En cambio, los jugos que Rosalba dejaba en mi boca me parecían paradisiacos, manjar de diosas, y le exigía que una y otra vez se viniera, conmigo en su entrepierna. Luego de algunos meses de nuestra relación, en los cuales me supe rabiosamente enamorada, le propuse:
-¿Y si compramos una verga de doble cabeza para coger y saber qué se siente?
-Estás pendeja –dijo-, para eso mejor que te la meta un hombre.
Sentí su irritación, su enojo; pero eso fue nada comparado con la furia que la arrebato cuando le pregunté cómo y con quién había dejado de ser virgen:
-¡Qué chingados te importa!
O cuando, atenazada por celos retrospectivos, pedí que me contara cuántas amantes había tenido, cuándo empezó, y si no me compartía con otra.
-Mira, muchachita pendeja me tienes hasta la madre con tus estupideces. O te dejas de pendejadas o ahí muere.

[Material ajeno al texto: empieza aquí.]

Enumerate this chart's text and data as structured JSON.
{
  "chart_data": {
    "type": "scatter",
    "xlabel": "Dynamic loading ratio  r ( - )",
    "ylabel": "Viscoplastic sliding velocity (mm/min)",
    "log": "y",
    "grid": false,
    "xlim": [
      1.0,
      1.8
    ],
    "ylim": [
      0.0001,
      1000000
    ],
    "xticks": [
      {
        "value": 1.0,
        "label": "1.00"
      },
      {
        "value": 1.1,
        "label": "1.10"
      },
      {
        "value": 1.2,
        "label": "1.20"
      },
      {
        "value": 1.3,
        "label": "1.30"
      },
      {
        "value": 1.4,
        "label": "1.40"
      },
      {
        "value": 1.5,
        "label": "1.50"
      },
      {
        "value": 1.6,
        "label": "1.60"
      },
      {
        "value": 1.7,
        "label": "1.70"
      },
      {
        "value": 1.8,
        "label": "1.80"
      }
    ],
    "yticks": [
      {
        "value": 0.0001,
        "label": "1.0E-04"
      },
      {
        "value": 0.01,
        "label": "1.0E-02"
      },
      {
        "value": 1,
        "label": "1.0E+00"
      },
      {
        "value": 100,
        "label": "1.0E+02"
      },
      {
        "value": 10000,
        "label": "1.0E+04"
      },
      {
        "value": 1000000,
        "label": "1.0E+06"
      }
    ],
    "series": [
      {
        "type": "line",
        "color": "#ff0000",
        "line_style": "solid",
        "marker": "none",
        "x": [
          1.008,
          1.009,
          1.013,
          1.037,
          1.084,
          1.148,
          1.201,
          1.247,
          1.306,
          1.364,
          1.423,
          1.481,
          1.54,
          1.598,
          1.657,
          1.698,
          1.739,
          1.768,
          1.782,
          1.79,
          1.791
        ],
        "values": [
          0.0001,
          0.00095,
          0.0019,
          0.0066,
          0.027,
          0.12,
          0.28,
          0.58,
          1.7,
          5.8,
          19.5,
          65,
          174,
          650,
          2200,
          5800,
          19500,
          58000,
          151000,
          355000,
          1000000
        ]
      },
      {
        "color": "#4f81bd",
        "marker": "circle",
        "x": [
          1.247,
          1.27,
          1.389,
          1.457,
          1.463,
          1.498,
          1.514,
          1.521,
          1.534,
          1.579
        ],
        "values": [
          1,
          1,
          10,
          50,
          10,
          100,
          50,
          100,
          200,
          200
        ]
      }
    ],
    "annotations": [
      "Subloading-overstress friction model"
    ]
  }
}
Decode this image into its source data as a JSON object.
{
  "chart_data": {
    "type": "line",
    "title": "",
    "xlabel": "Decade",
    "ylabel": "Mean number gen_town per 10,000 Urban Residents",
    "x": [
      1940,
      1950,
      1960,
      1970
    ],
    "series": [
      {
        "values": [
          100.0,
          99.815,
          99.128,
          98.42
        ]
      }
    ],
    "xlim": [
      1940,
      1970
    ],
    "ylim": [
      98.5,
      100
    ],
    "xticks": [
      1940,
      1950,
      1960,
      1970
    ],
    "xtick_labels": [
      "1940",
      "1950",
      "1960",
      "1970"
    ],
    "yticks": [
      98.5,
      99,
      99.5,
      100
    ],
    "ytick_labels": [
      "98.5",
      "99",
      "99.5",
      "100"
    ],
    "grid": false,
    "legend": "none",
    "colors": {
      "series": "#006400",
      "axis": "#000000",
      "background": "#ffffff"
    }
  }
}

Desde ese día se tendió sobre nosotras un silencio cada vez más sofocante, y Rosalba argumentaba mil razones para no verme, para aplazar las citas. Hasta que de repente dejó de ir a la universidad y se negó a contestar mis llamadas. Entendí a mii pesar que el sueño había terminado el mundo se me volvió gris, pesado, acechante, hasta que mi encuentro con Edith me fue reconciliando con la vida.
Después de Edith ha seguido una fila maravillosa de mujeres, todas jóvenes, a quienes conozco en los salones donde enseño periodismo. No tenía idea de la asombrosa cantidad de lesbianas que existe: ¿será por lo chato e inútil de los hombres? Qué importa: el caso es que ahora soy yo quien lleva las riendas en las relaciones, quién se enfada con quién quiera coger con una verga doble o comienza a preguntar desde cuándo empecé, con quién, si ahora la comparto con otra. Soy quien dice hasta aquí a esas pobres chicas a las que de seguro el mundo se les vuelve gris, pesado, acechante.
A mis treinta y un años han pasado por mi cama –ahora vivo sola- cantidades escandalosas de mujeres; pero ninguna como Rosalba, mi tocaya, la prístina, la sabia, la maestra. Para ella cuento todo esto con absoluta gratitud.